Judith does not often join us. One morning I go into her room to urge her to come and sit with us all. She is lying on her bed with her eyes closed, listening to a Mozart piano concerto being played on her portable, wind-up gramophone.
‘It was bad enough living through last night without talking about it,’ she says. ‘I am trying to remember that there is a more sane life outside LGI. Though one good thing happened.’
‘What was that?’
‘Marie got her comeuppance! Silly twit was kneeling beside the bed of a dying patient praying for her soul when Sister Busby found her. Tore a strip off her. Said she had no business imposing her religious beliefs on others and that praying beside a bed did not fall within the duties of a nurse. Besides which,’ Judith starts to laugh. ‘The patient was Jewish!’

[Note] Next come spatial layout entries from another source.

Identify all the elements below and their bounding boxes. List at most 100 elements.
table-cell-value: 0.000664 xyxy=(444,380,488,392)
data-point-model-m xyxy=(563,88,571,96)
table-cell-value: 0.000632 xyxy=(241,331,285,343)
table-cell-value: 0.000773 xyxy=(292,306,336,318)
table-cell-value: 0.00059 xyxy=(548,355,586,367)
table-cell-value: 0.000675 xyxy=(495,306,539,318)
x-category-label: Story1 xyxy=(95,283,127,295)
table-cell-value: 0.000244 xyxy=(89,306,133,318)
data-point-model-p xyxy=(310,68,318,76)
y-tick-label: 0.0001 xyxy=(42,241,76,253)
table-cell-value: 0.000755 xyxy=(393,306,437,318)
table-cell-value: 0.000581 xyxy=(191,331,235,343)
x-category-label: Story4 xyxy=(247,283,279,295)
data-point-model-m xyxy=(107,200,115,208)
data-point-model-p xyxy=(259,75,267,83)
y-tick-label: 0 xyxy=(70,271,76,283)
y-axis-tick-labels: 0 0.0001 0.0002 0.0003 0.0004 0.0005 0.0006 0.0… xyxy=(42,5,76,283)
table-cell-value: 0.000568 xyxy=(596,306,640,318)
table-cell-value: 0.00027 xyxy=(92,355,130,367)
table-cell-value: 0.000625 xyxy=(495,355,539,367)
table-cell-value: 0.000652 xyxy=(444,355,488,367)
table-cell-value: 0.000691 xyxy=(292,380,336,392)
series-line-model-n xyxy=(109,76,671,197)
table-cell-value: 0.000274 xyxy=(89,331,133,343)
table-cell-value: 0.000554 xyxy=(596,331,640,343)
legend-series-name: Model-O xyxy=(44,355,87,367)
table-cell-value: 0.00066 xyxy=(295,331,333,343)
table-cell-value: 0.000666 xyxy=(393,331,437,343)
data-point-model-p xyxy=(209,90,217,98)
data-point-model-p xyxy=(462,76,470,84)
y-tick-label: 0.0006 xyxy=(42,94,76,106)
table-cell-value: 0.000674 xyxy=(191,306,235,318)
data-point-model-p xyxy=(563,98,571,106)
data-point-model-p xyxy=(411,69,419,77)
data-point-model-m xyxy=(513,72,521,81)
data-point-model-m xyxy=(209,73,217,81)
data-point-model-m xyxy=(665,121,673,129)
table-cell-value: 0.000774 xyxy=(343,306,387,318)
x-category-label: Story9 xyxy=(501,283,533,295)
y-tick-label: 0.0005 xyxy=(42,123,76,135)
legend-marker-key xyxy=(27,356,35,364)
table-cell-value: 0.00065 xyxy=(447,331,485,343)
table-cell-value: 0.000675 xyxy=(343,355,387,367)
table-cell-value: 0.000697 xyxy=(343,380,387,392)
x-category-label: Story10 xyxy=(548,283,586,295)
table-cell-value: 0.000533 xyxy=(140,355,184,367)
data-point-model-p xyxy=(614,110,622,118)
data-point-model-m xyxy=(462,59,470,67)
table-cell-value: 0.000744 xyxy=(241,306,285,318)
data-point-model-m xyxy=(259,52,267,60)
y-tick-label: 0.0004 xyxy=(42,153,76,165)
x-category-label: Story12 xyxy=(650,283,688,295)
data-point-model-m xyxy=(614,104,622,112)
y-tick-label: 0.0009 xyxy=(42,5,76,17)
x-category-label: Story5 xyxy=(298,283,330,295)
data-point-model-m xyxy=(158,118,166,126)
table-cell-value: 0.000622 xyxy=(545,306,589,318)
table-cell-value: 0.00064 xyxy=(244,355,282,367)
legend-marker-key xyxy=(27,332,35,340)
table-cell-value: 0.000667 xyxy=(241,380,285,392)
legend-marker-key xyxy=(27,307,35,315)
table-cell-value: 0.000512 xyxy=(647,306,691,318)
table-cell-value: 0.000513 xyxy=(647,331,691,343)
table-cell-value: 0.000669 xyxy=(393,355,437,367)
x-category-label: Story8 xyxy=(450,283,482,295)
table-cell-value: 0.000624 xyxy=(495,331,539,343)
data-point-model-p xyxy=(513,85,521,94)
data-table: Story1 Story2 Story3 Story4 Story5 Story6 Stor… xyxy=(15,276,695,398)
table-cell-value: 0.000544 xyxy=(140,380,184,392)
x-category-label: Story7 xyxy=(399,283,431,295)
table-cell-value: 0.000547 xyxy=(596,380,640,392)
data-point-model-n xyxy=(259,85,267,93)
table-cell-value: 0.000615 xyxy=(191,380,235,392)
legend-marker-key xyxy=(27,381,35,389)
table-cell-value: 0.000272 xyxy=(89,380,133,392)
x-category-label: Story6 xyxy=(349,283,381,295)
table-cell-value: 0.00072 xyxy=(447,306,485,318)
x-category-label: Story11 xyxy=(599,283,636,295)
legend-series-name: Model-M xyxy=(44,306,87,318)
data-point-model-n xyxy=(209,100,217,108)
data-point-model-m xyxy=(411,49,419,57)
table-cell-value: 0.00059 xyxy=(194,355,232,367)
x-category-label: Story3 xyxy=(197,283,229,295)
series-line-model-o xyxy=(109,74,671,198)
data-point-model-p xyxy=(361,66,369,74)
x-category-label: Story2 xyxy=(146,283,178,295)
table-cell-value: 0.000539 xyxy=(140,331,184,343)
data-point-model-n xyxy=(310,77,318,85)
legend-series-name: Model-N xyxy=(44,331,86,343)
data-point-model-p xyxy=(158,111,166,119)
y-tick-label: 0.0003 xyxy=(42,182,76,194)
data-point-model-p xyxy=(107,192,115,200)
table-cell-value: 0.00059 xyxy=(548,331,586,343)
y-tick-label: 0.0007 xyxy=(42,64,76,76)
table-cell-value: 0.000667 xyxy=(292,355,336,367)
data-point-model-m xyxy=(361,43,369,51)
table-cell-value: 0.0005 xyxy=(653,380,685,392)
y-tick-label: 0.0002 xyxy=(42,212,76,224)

Judith missed my telling the story of when I was sent to help on her ward. We were very quiet and I was told to go and help on Judith’s ward for an hour as they had had a death and an emergency admission. I laid out the body with Judith and then she asked me to check up on a patient in bed ten.
‘He smells and I think he’s had a BM, but watch out because he puts it in his locker,’ Judith said.
I approached the bed, shining a torch on it and the locker. There was certainly a smell but I could not see the source of it. All of a sudden I skidded in something, fell flat on my back and shot under the bed. I didn’t have to guess what I had slipped in as it was all over my shoe. Judith came to help me up.
‘Oh shit,’ I said.
‘You’re absolutely right.’
‘It’s all over my shoe,’ I said as I took it off.
Judith started to laugh. We were both doubled up when the night sister came in.
‘What are you doing with only one shoe on, nurse?’ She had the expression of a Queen Victoria who is not amused.
‘I stepped in something, Sister. I’m just going to wash my shoe.’ I told her.